John Quiggan, Hayek's Zombie Idea
Both Misesians and Hayekians live in a fantasy world, with respect to the price system. Both are dependent on the notion of universally flexible prices created by the dynamics of supply and demand curves, tending towards their market-clearing values. Both have failed to grasp the widespread reality and significance of fixprice markets and price administration.
Lord Keynes (pseudonym), "Mises and Hayek Dehomogenized?: A Note on a Schism in Modern Austrian Economics"
The most effective way of making people accept the validity of the values they are to serve is to persuade them that they are really the same as those which they ... have always held, but which were not properly understood or recognized before. The people are made to transfer their allegiance from the old gods to the new under the pretense that the new gods really are what their sound instinct had always told them but what before they had only dimly seen. And the most effective way to this end is to use the old words but change their meaning.... Few traits of totalitarian regimes are at the same time so confusing to the superficial observer and yet so characteristic of the whole intellectual climate as the complete perversion of language, the change of meaning of the words by which the ideals of the new regimes are expressed.... If one has not one's self experienced this process, it is difficult to appreciate the magnitude of this change of the meaning of words, the confusion it causes, and the barriers to any rational discussion which it creates... And the confusion becomes worse because this change of meaning of words describing political ideals is not a single event but a continuous process, a technique employed consciously or unconsciously to direct the people. Gradually, as this process continues, the whole language becomes despoiled, and words become empty shells deprived of any definite meaning, as capable of denoting one thing as its opposite and used solely for the emotional associations which still adhere to them.

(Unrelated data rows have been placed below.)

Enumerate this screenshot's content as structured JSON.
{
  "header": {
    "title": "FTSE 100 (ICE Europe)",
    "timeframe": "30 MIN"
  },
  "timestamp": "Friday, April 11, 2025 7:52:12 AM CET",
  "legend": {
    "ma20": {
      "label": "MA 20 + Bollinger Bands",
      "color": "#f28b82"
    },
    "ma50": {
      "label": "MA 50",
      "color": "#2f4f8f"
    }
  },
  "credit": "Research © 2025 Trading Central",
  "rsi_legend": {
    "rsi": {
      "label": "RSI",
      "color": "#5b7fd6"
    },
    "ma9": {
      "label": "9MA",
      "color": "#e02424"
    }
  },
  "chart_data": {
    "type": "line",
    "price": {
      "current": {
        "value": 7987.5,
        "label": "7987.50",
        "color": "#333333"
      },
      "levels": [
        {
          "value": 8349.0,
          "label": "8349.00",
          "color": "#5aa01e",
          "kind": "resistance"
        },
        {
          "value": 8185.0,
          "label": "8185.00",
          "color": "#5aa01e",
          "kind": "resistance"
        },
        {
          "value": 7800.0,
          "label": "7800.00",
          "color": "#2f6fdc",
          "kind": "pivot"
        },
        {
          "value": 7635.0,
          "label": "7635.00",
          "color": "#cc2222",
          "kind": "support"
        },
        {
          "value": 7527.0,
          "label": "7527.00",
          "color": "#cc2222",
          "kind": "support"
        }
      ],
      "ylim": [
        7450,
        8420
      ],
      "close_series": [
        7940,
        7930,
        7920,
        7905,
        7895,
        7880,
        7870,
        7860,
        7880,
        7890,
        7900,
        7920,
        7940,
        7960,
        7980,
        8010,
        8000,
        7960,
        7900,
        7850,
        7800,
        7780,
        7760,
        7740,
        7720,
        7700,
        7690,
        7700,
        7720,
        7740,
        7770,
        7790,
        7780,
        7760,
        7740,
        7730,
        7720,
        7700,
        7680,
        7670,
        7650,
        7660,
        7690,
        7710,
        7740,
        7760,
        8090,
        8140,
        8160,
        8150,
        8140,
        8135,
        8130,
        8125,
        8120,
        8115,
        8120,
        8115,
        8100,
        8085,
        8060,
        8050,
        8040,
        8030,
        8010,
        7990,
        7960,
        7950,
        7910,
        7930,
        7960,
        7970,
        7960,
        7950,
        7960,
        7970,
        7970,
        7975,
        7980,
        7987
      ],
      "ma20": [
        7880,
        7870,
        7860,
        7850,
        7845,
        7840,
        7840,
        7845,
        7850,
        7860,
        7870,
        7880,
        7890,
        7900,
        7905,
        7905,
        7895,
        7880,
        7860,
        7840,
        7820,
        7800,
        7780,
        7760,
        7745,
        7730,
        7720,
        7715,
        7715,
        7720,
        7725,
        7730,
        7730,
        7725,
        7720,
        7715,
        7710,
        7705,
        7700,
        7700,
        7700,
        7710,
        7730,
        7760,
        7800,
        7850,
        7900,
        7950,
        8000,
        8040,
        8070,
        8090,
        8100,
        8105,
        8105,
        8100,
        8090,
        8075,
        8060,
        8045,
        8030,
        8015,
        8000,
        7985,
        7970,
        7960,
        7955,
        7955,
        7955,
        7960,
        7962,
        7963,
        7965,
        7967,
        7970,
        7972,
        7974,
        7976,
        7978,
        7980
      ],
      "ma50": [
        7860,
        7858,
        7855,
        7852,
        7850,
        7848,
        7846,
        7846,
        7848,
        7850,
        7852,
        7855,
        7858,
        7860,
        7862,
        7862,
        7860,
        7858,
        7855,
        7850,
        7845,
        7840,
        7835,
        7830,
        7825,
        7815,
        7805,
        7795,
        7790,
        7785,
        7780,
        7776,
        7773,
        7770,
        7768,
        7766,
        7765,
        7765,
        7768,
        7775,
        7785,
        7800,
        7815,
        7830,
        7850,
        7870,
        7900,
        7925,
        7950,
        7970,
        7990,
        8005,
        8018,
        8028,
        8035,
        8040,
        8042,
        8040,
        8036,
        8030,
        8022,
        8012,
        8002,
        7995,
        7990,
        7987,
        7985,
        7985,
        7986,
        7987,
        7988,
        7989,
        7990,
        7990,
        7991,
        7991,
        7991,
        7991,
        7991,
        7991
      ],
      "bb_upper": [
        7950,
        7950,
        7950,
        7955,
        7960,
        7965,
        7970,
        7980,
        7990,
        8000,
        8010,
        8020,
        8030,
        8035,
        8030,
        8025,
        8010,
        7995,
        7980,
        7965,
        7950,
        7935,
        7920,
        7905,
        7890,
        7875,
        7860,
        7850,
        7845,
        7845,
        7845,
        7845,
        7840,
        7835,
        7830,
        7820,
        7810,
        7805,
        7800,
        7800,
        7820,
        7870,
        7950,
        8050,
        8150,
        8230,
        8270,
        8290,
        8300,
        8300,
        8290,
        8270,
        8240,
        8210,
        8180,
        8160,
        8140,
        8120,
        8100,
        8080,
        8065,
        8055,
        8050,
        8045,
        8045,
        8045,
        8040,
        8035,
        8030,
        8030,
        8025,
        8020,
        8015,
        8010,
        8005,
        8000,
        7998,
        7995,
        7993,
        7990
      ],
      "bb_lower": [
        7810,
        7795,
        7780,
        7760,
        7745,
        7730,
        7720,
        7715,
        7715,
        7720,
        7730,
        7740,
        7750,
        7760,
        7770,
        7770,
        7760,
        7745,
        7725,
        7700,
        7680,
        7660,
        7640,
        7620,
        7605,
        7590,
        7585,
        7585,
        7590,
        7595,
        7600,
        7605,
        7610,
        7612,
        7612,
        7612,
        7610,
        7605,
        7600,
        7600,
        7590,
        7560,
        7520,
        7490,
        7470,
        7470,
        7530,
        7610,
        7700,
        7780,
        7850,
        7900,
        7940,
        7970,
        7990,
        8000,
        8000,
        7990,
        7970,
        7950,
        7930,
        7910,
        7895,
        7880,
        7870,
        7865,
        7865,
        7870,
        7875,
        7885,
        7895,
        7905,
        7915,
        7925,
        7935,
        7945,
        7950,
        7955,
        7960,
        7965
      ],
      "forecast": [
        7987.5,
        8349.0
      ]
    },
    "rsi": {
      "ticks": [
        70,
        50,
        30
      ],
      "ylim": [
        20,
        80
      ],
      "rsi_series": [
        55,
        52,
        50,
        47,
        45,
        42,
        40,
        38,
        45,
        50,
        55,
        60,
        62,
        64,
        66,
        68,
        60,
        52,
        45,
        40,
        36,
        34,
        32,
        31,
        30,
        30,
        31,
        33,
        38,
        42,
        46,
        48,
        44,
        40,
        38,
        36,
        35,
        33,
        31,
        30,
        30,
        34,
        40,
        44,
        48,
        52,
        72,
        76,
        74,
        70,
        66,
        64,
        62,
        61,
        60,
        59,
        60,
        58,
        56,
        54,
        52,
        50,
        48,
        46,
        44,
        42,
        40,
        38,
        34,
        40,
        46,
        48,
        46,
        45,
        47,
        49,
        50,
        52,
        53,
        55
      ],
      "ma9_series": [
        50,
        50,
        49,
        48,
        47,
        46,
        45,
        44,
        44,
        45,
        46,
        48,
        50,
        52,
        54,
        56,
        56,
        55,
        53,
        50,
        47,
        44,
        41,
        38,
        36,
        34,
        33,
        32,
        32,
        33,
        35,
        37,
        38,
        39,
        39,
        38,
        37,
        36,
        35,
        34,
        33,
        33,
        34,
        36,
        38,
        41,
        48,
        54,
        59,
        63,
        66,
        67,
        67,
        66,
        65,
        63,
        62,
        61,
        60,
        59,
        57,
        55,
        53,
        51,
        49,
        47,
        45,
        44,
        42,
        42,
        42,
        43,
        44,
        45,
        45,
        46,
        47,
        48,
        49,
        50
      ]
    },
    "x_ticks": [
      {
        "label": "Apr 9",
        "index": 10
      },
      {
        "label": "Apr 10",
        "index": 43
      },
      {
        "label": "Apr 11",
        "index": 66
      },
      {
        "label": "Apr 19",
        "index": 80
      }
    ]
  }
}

The Road to Serfdom, p. 157-159.
It is scarcely an exaggeration to say that the modern gurus of libertarian economics – Friedman, Mises, Hayek, and their followers – were and are all basically intellectual McCarthyites, motivated by a visceral hatred of communism and, by association, of all forms of socialism. Their virulent loathing has driven them to embrace with uncritical enthusiasm the opposite doctrine. But it was the vices of nineteenth-century laisser-faire that inspired communism and socialism in the first place!
Angus Sibley, "What’s wrong with Milton Friedman’s economics?"